Later that year, I composed seeds for his process. (Following his own vision, those same seeds grew into the very-different but very-cool Kid Arrow album New Fire.) I received the results in October 2023, in the form of a small set of long and complex MIDI files. It was my role to turn that data into sound.
To get started, I needed a concept, and so I decided to sketch the history of synthesis, including drum machines, from roughly 1940 (!) to present. The piece would start with what artists used (and still use) in that role — electric pianos, reed and tonewheel organs, and early Hammond synths (surprisingly, in the final version I used no Mellotron) — and then journey through Moog, Buchla, Roland, Yamaha, Korg, and others; subtractive, FM, wavetable and granular synthesis and sampling; hardware synths (or emulations thereof) and software (-only) synths, together ordered to yield a rough representation of the chronology.

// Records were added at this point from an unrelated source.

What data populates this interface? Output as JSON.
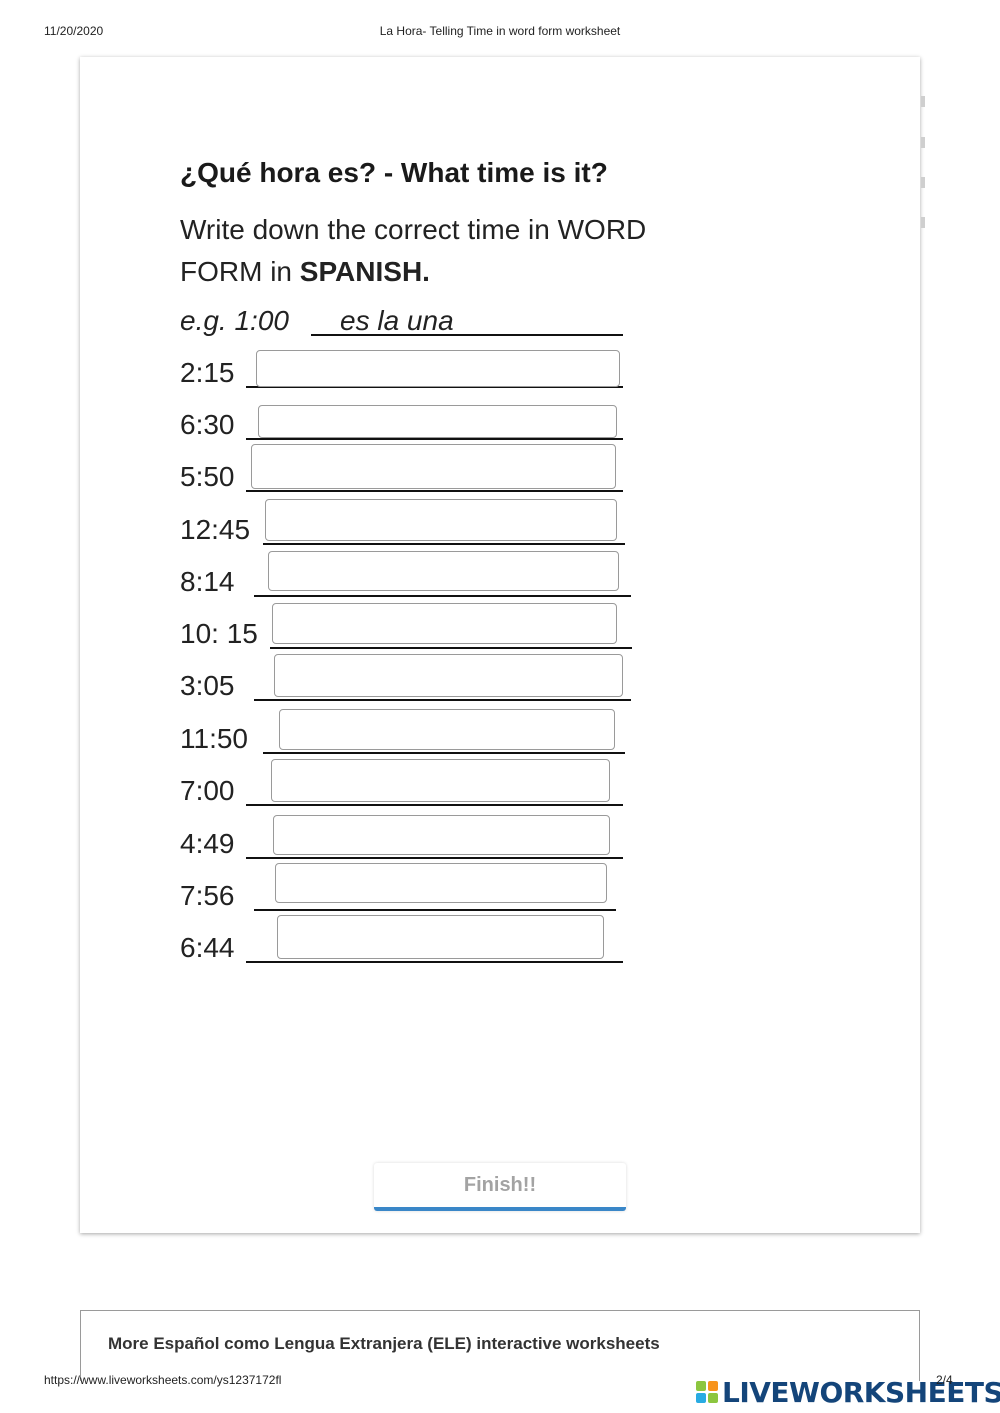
{
  "print_header": {
    "date": "11/20/2020",
    "title": "La Hora- Telling Time in word form worksheet"
  },
  "worksheet": {
    "heading": "¿Qué hora es? - What time is it?",
    "instruction_line1": "Write down the correct time in WORD",
    "instruction_line2_prefix": "FORM in ",
    "instruction_line2_bold": "SPANISH.",
    "example_label": "e.g. 1:00",
    "example_answer": "es la una",
    "rows": [
      {
        "time": "2:15",
        "value": ""
      },
      {
        "time": "6:30",
        "value": ""
      },
      {
        "time": "5:50",
        "value": ""
      },
      {
        "time": "12:45",
        "value": ""
      },
      {
        "time": "8:14",
        "value": ""
      },
      {
        "time": "10: 15",
        "value": ""
      },
      {
        "time": "3:05",
        "value": ""
      },
      {
        "time": "11:50",
        "value": ""
      },
      {
        "time": "7:00",
        "value": ""
      },
      {
        "time": "4:49",
        "value": ""
      },
      {
        "time": "7:56",
        "value": ""
      },
      {
        "time": "6:44",
        "value": ""
      }
    ]
  },
  "finish_button": "Finish!!",
  "more_worksheets": "More Español como Lengua Extranjera (ELE) interactive worksheets",
  "footer": {
    "url": "https://www.liveworksheets.com/ys1237172fl",
    "page": "2/4",
    "brand": "LIVEWORKSHEETS"
  },
  "colors": {
    "accent_blue": "#3a87c8",
    "brand_navy": "#14457a",
    "logo_green": "#8cc63f",
    "logo_orange": "#f7941d",
    "logo_blue": "#29abe2"
  }
}
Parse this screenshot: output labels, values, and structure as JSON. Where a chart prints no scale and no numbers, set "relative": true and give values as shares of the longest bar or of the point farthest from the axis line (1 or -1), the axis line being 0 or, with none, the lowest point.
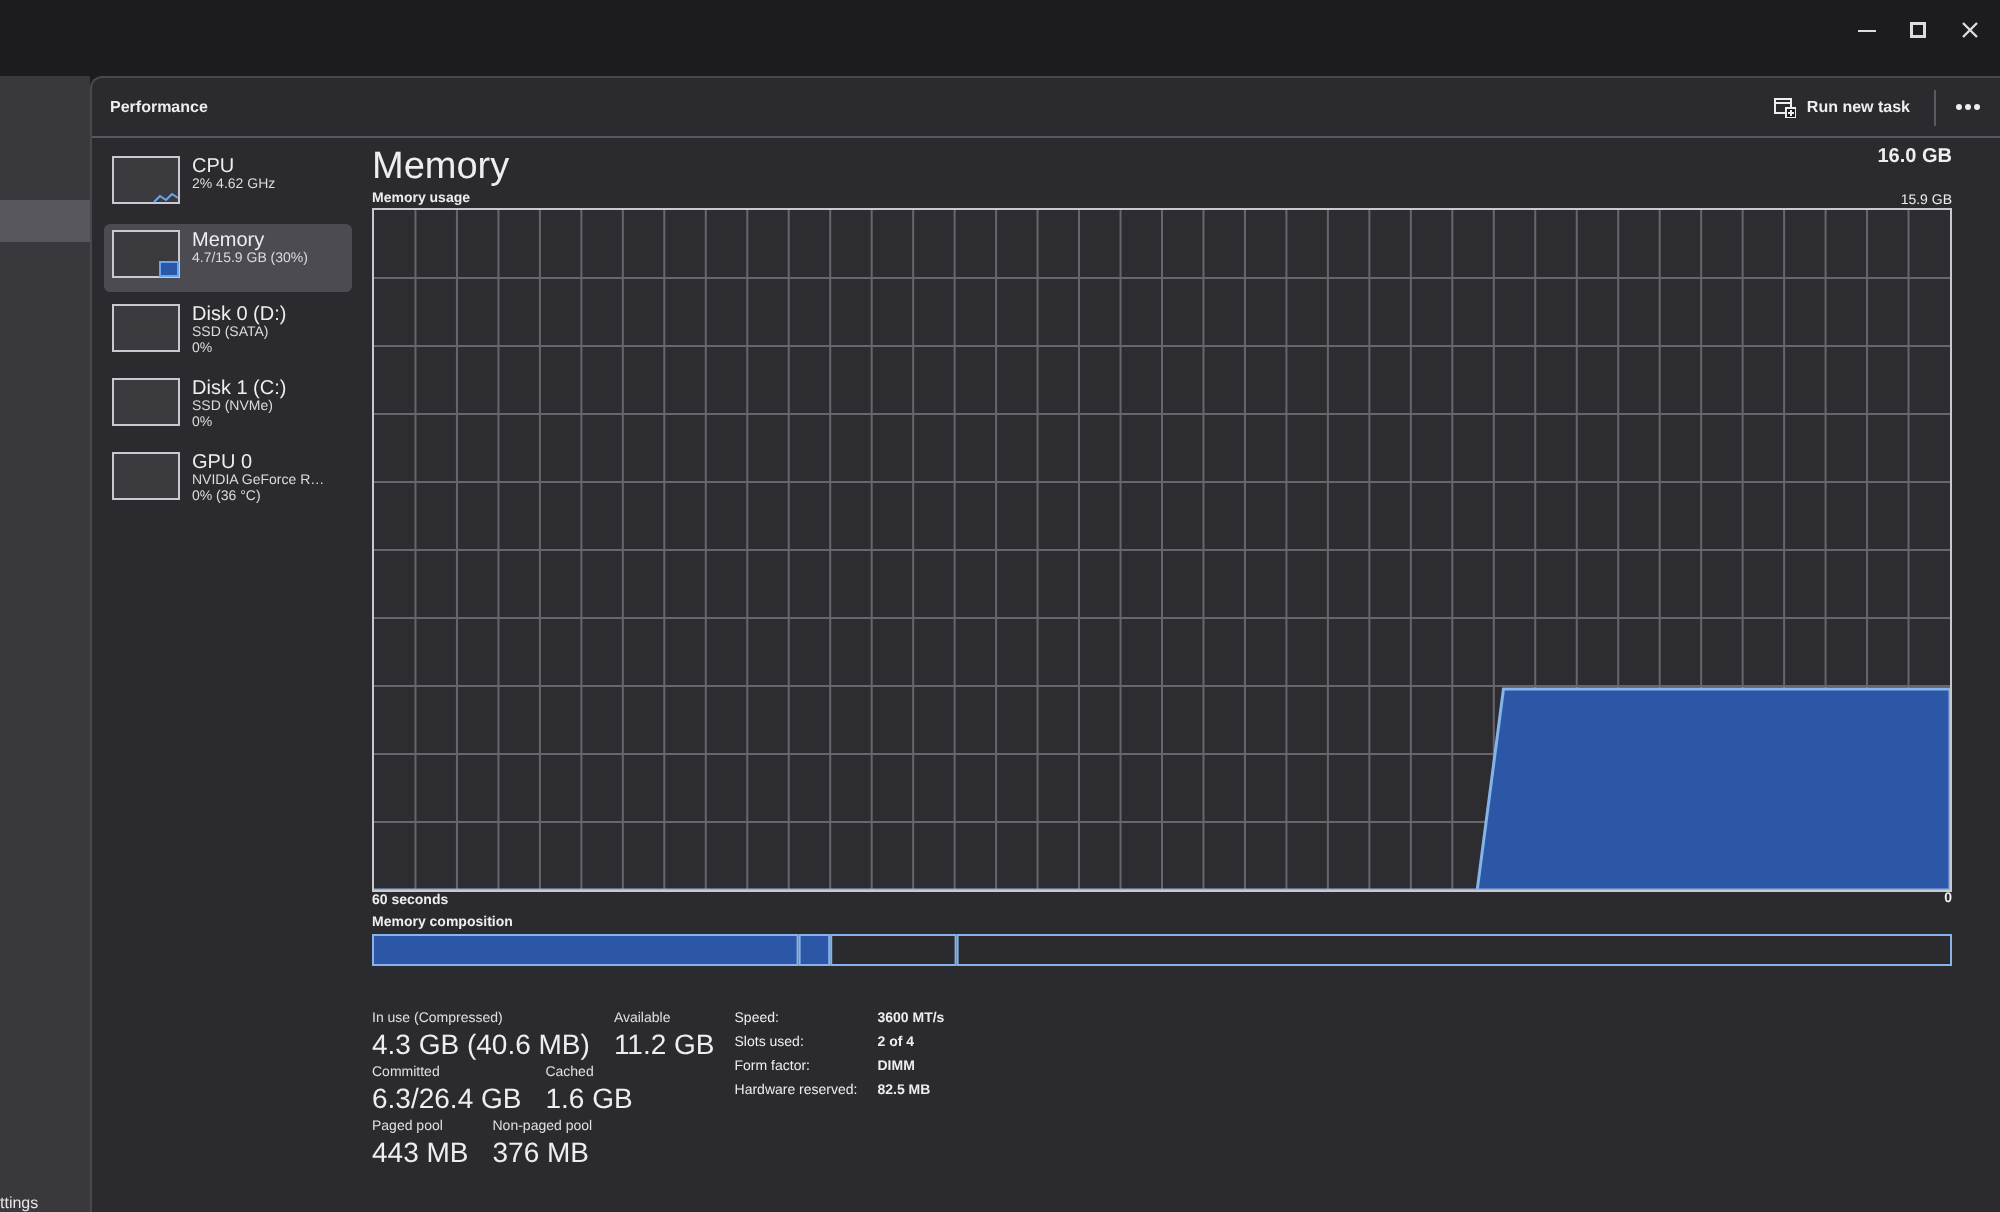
{
  "nav_rail": {
    "items": [
      {
        "selected": true
      }
    ],
    "footer_item": {
      "label": "ttings"
    }
  },
  "header": {
    "title": "Performance",
    "run_new_task": "Run new task"
  },
  "devices": [
    {
      "kind": "cpu",
      "name": "CPU",
      "details": [
        "2% 4.62 GHz"
      ],
      "selected": false
    },
    {
      "kind": "memory",
      "name": "Memory",
      "details": [
        "4.7/15.9 GB (30%)"
      ],
      "selected": true
    },
    {
      "kind": "disk",
      "name": "Disk 0 (D:)",
      "details": [
        "SSD (SATA)",
        "0%"
      ],
      "selected": false
    },
    {
      "kind": "disk",
      "name": "Disk 1 (C:)",
      "details": [
        "SSD (NVMe)",
        "0%"
      ],
      "selected": false
    },
    {
      "kind": "gpu",
      "name": "GPU 0",
      "details": [
        "NVIDIA GeForce R…",
        "0% (36 °C)"
      ],
      "selected": false
    }
  ],
  "memory": {
    "title": "Memory",
    "capacity": "16.0 GB",
    "usage_graph": {
      "chart_data": {
        "type": "area",
        "title": "Memory usage",
        "grid": true,
        "categories": [
          null,
          null,
          null,
          null,
          null,
          null,
          null,
          null,
          null,
          null,
          null,
          null,
          null,
          null,
          null,
          null,
          null,
          null,
          null,
          null,
          null,
          null,
          null,
          null,
          null,
          null,
          null,
          null,
          null,
          null,
          null,
          null,
          null,
          null,
          null,
          null,
          null,
          null,
          null,
          null,
          null,
          null,
          null,
          null,
          null,
          null,
          null,
          null,
          null,
          null,
          null,
          null,
          null,
          null,
          null,
          null,
          null,
          null,
          null,
          null,
          null
        ],
        "series": [
          {
            "color": "#2c57a6",
            "values": [
              0,
              0,
              0,
              0,
              0,
              0,
              0,
              0,
              0,
              0,
              0,
              0,
              0,
              0,
              0,
              0,
              0,
              0,
              0,
              0,
              0,
              0,
              0,
              0,
              0,
              0,
              0,
              0,
              0,
              0,
              0,
              0,
              0,
              0,
              0,
              0,
              0,
              0,
              0,
              0,
              0,
              0,
              0,
              4.7,
              4.7,
              4.7,
              4.7,
              4.7,
              4.7,
              4.7,
              4.7,
              4.7,
              4.7,
              4.7,
              4.7,
              4.7,
              4.7,
              4.7,
              4.7,
              4.7,
              4.7
            ]
          }
        ],
        "ylim": [
          0,
          15.9
        ],
        "yticks": [
          {
            "value": 0,
            "label": "0"
          },
          {
            "value": 15.9,
            "label": "15.9 GB"
          }
        ],
        "annotations": [
          {
            "text": "60 seconds"
          }
        ]
      }
    },
    "composition": {
      "chart_data": {
        "type": "bar",
        "title": "Memory composition",
        "orientation": "horizontal",
        "stacked": true,
        "relative": true,
        "series": [
          {
            "color": "#2c57a6",
            "values": [
              0.27
            ]
          },
          {
            "color": "#2c57a6",
            "values": [
              0.02
            ]
          },
          {
            "color": "#2b2b2f",
            "values": [
              0.08
            ]
          },
          {
            "color": "#2b2b2f",
            "values": [
              0.63
            ]
          }
        ]
      }
    },
    "stats": [
      [
        {
          "label": "In use (Compressed)",
          "value": "4.3 GB (40.6 MB)"
        },
        {
          "label": "Available",
          "value": "11.2 GB"
        }
      ],
      [
        {
          "label": "Committed",
          "value": "6.3/26.4 GB"
        },
        {
          "label": "Cached",
          "value": "1.6 GB"
        }
      ],
      [
        {
          "label": "Paged pool",
          "value": "443 MB"
        },
        {
          "label": "Non-paged pool",
          "value": "376 MB"
        }
      ]
    ],
    "properties": [
      {
        "label": "Speed:",
        "value": "3600 MT/s"
      },
      {
        "label": "Slots used:",
        "value": "2 of 4"
      },
      {
        "label": "Form factor:",
        "value": "DIMM"
      },
      {
        "label": "Hardware reserved:",
        "value": "82.5 MB"
      }
    ]
  }
}
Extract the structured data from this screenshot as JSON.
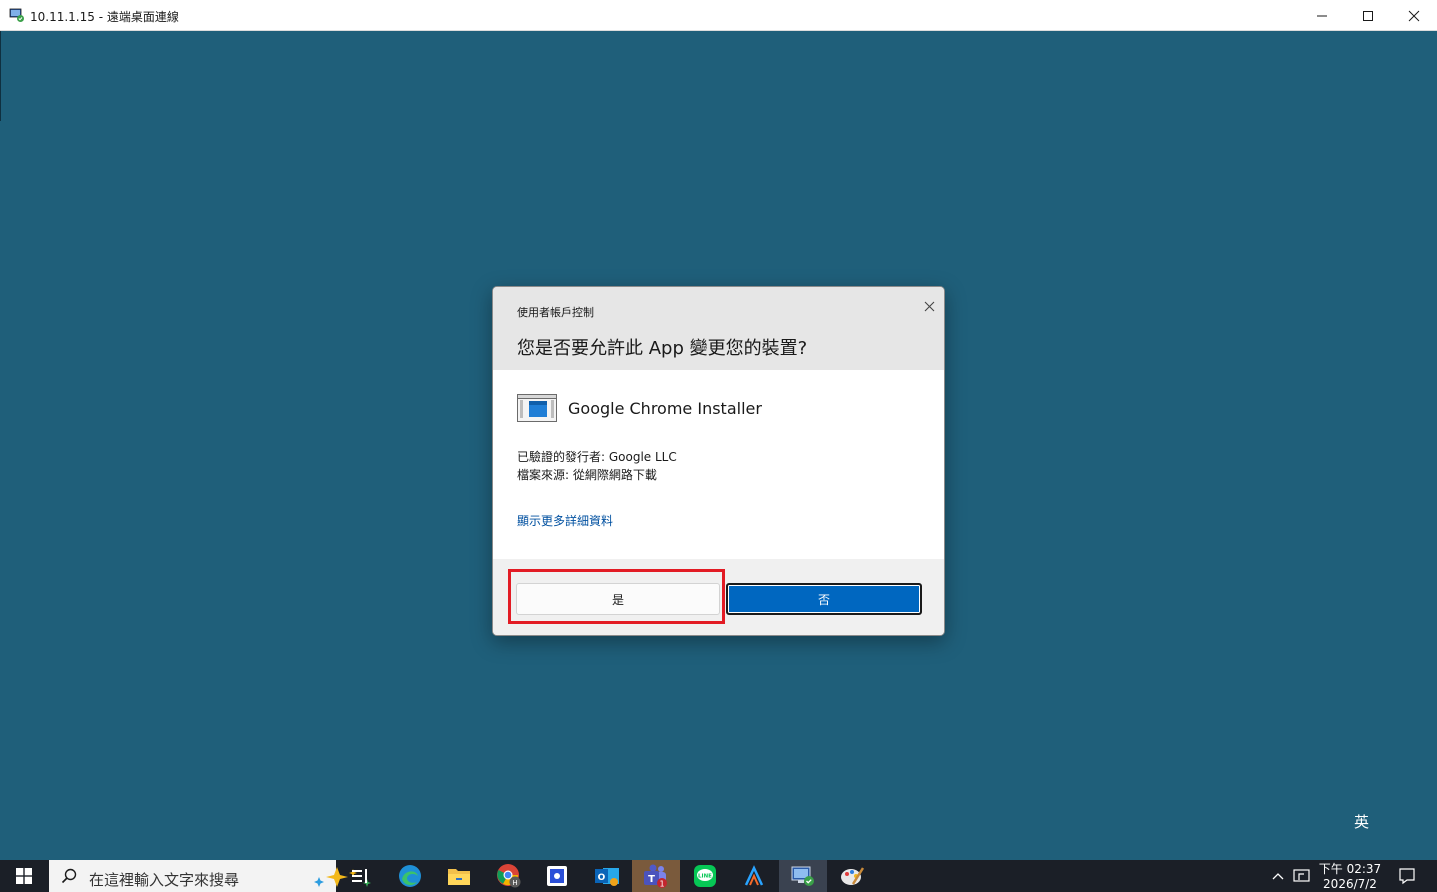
{
  "window": {
    "title": "10.11.1.15 - 遠端桌面連線",
    "minimize_label": "",
    "maximize_label": "",
    "close_label": ""
  },
  "uac": {
    "caption": "使用者帳戶控制",
    "question": "您是否要允許此 App 變更您的裝置?",
    "app_name": "Google Chrome Installer",
    "publisher": "已驗證的發行者: Google LLC",
    "file_origin": "檔案來源: 從網際網路下載",
    "details_link": "顯示更多詳細資料",
    "yes_label": "是",
    "no_label": "否",
    "highlight_color": "#e21b24",
    "primary_color": "#0067c0"
  },
  "desktop": {
    "background": "#1f5f7a",
    "ime_indicator": "英"
  },
  "taskbar": {
    "search_placeholder": "在這裡輸入文字來搜尋",
    "icons": [
      "windows-start-icon",
      "search-icon",
      "copilot-sparkle-icon",
      "task-view-icon",
      "edge-icon",
      "file-explorer-icon",
      "chrome-icon",
      "snipping-icon",
      "outlook-icon",
      "teams-icon",
      "line-icon",
      "app-a-icon",
      "remote-desktop-icon",
      "paint-icon"
    ],
    "teams_badge": "1",
    "clock_period_time": "下午 02:37",
    "clock_date": "2026/7/2"
  }
}
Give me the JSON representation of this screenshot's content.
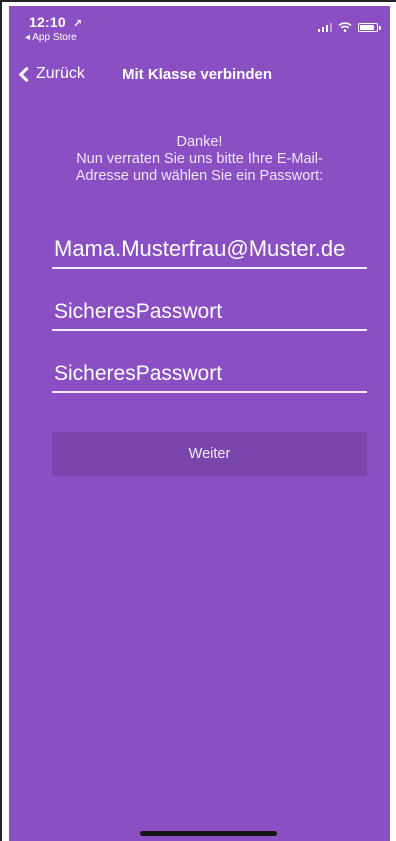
{
  "status_bar": {
    "time": "12:10",
    "location_arrow": "➤",
    "back_to_app": "◂ App Store"
  },
  "nav": {
    "back_label": "Zurück",
    "title": "Mit Klasse verbinden"
  },
  "intro": {
    "line1": "Danke!",
    "line2": "Nun verraten Sie uns bitte Ihre E-Mail-",
    "line3": "Adresse und wählen Sie ein Passwort:"
  },
  "form": {
    "email_value": "Mama.Musterfrau@Muster.de",
    "password_value": "SicheresPasswort",
    "password_confirm_value": "SicheresPasswort",
    "continue_label": "Weiter"
  },
  "colors": {
    "background": "#8a4fc2",
    "button": "#7a45ad",
    "text": "#ffffff"
  }
}
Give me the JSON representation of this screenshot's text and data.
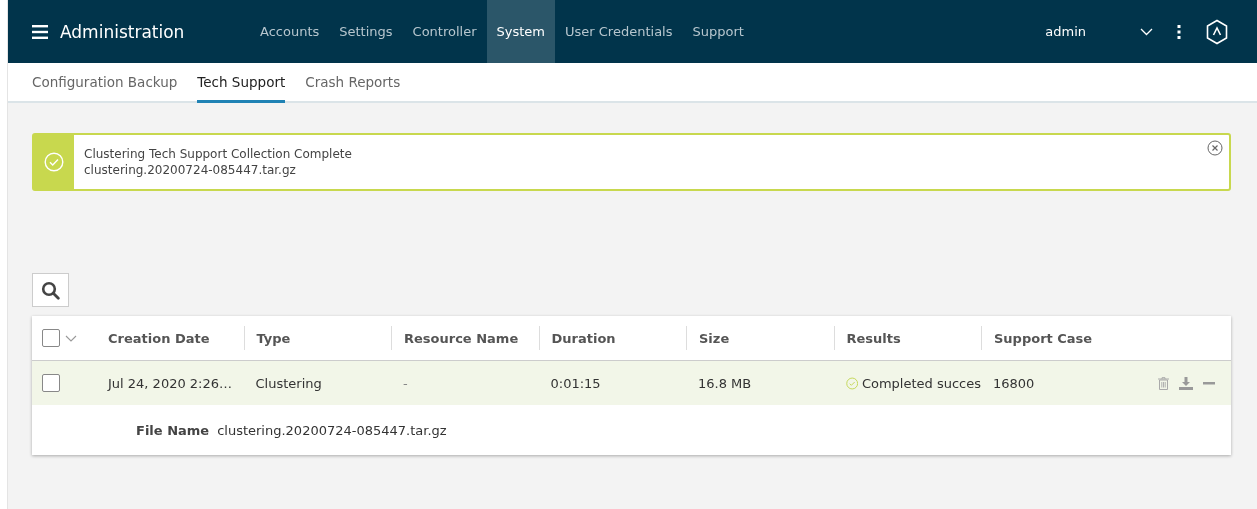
{
  "header": {
    "title": "Administration",
    "nav": [
      {
        "label": "Accounts",
        "selected": false
      },
      {
        "label": "Settings",
        "selected": false
      },
      {
        "label": "Controller",
        "selected": false
      },
      {
        "label": "System",
        "selected": true
      },
      {
        "label": "User Credentials",
        "selected": false
      },
      {
        "label": "Support",
        "selected": false
      }
    ],
    "user": "admin"
  },
  "subtabs": [
    {
      "label": "Configuration Backup",
      "selected": false
    },
    {
      "label": "Tech Support",
      "selected": true
    },
    {
      "label": "Crash Reports",
      "selected": false
    }
  ],
  "alert": {
    "title": "Clustering Tech Support Collection Complete",
    "message": "clustering.20200724-085447.tar.gz"
  },
  "table": {
    "select_all_checked": false,
    "columns": [
      "Creation Date",
      "Type",
      "Resource Name",
      "Duration",
      "Size",
      "Results",
      "Support Case"
    ],
    "rows": [
      {
        "checked": false,
        "expanded": true,
        "cells": [
          "Jul 24, 2020 2:26…",
          "Clustering",
          "-",
          "0:01:15",
          "16.8 MB",
          "Completed succes",
          "16800"
        ],
        "detail_label": "File Name",
        "detail_value": "clustering.20200724-085447.tar.gz"
      }
    ]
  }
}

The musical structure I was given could be chopped up in many ways, and I settled on nine sections, roughly five minutes each, each corresponding to a different era, each having a character of its own. To emphasize this, I initially had the sections alternate between bright and dark timbres, although over time the contrasts became more nuanced, and the boundaries between sections less rigid.
Time and Tide is a musical journey from the past to the present, ebbing and flowing in mood. The sounds change over time, but the song remains the same, continuing the secondary theme of Amor Fati, eternal recurrence. Time and Tide is something novel, I think, and I hope you enjoy it nearly as much as I do.